Dieses Mal traf die Eiserne Jungfrau: Das Krönchen ihrer Turnierlanze schrammte über den Löwenschild, glitt ab und traf die Cordur seitlich am Helm. Die Leutnanta selbst hielt ihre Lanze abgeknickt nach außen und traf so ebenfalls den Schild der Signora Tribêc. Die geharnischte Löwin galoppierte, benommen den Kopf schüttelnd, zum Ende der Bahn – und wandte sich erst um, als der Jubel bereits aufgebrandet war: Ihr eigener Stoß hatte die Eiserne Jungfrau in solchem Winkel getroffen, dass die Wucht deren Arm hinab, den Schild hinfort und den Körper aus dem Sattel geschlagen hatte – die Geharnischte Löwin hatte die Schlacht der Usvinen für sich entschieden und einen Platz unter den letzten 32 Tjostern erstritten!
Sieg der Cordur im dritten Lanzengang nach zwei schweren Treffern gegen die Tribêc in den vorigen Lanzengängen
Rimon Sâlingor vs. Tarquinio della Pena
Im letzten Stichkampf kam es zu der bisher womöglich brisantesten Begegnung des Turniers: Graf Rimon Sâlingor, der sich mit drei Siegen bereits einigen Ruhm verdienen konnte, musste ausgerechnet gegen Tarquinio della Pena auf die Turnierbahn reiten – den Bruder jenes Mannes – und Feindes – den er vor etwas mehr als Jahresfrist verurteilt und blutig hingerichtet hatte!
Die Spannung auf dem zentralen Turnierplatz war fast mit Händen zu greifen, als sich die beiden Kontrahenten auf ihren schweren Streitrössern gegenübersaßen, die Lanzen bereits zur Tjoste gesenkt.
Dennoch war es fast totenstill auf dem Schwerterfeld – dann ertönte ein Horn eines Persevanten und die Stille verwandelte sich binnen eines Herzschlags in einen Tumult.
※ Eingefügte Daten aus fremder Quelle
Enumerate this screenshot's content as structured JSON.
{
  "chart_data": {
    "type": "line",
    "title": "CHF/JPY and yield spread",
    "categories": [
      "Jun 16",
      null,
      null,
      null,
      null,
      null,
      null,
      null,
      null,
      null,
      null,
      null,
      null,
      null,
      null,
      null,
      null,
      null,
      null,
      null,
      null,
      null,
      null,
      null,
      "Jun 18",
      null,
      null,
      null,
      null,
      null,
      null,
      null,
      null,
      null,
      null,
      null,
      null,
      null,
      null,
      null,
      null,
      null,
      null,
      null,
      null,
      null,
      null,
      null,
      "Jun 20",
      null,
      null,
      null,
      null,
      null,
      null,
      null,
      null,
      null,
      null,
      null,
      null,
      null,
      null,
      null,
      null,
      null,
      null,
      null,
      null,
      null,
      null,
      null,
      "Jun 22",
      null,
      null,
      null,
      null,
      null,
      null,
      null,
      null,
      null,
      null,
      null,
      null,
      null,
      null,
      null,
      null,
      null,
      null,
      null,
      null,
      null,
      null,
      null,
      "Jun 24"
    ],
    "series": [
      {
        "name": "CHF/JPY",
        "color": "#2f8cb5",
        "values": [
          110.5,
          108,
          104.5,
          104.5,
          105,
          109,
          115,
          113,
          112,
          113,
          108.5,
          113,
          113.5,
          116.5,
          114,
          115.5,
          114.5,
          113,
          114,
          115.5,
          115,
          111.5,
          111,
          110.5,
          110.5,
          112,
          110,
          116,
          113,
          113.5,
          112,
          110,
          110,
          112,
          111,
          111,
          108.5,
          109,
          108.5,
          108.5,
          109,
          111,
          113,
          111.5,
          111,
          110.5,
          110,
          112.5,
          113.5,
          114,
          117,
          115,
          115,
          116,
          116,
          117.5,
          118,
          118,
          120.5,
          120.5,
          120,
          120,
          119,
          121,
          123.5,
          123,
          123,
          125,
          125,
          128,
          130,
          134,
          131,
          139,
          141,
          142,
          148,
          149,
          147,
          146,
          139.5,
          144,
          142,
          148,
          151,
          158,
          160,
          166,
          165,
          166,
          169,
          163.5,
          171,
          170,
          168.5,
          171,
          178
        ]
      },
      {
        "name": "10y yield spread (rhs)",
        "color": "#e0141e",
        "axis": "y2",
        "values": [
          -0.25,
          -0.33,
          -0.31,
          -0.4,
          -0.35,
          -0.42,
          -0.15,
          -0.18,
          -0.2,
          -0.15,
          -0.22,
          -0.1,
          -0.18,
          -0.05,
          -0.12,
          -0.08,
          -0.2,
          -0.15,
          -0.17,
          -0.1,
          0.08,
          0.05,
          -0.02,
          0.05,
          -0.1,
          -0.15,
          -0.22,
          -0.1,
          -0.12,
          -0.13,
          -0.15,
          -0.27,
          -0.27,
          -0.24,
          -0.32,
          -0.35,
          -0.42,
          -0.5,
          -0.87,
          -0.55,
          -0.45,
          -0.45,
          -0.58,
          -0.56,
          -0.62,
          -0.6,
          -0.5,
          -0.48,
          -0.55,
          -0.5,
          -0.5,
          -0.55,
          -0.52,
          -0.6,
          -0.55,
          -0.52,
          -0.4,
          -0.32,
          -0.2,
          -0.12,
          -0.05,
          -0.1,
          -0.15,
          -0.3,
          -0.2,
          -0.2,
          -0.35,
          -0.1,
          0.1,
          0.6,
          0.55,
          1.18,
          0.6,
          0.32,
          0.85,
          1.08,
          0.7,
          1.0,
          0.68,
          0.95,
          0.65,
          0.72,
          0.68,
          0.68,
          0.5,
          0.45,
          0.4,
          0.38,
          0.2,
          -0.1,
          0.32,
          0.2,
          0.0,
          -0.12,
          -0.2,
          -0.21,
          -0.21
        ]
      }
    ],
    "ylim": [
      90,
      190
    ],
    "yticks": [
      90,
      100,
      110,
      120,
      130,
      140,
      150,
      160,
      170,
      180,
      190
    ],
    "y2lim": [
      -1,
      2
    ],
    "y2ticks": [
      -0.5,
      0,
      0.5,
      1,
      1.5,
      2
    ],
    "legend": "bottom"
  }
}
Sporen wurden den Schlachtrössern in die Flanken gedrückt, Hunderte von Stimmen fingen an zu schreien und die Hufe der Pferde wirbelten den Sand in die Luft. Die Rufe nach „Rimon, Rimon!“, die dem jungen Grafen von Bomed galten, waren deutlich in der Überzahl, war er doch mit einem kleinen Gefolge angereist, zu dem sich überdies noch mancher septimanische Streiter und Knappe gesellte.
Das Gejohle wurde immer lauter, ohne aber das Hufgetrappel ganz zu übertonen und schließlich beendete der laute Zusammenstoß die Geräusche für einen kurzen Augenblick, bevor Jubel und Trauerrufe wieder einsetzten: Die Spitze der Grafenlanze küsste den geflügelten Löwen Tarquinios und zog eine tiefe Furche durch dessen silberne Flügel – doch die Lanze des della Pena traf Rimon Sâlingor mitten auf der Brust: Der graue Hengst mit blauer Schabracke und silbernem Zaumzeug bäumte sich unter der Wucht des Aufpralls auf und Graf Rimon wurde aus den Steigbügeln gerissen und fiel scheppernd zu Boden. Alles blickte nun Signore Tarquinio zu – würde er den wehrlosen Gegner attackieren, der seinen Bruder in umstrittenen Verfahren hatte hinrichten lassen?
Edelmunde von Streitebeck, die ebenfalls zum Gefolge des Grafen zählte, kletterte gar über die Tribüne und wäre auf die Bahn geeilt, wenn sich nicht bald gezeigt hätte, dass kein Grund zur Sorge bestand. Tarquinio warf keinen Blick mehr zurück auf seinen gefallenen Gegner, sondern verschwand sogleich in seinem Turnierzelt. Offenbar hegte er keinen Gedanken an Rache – und warum auch sollte ihm der Einzug in die Finalrunden nicht ausreichen, zählte er so doch zu den 32 besten Streitern des Reiches!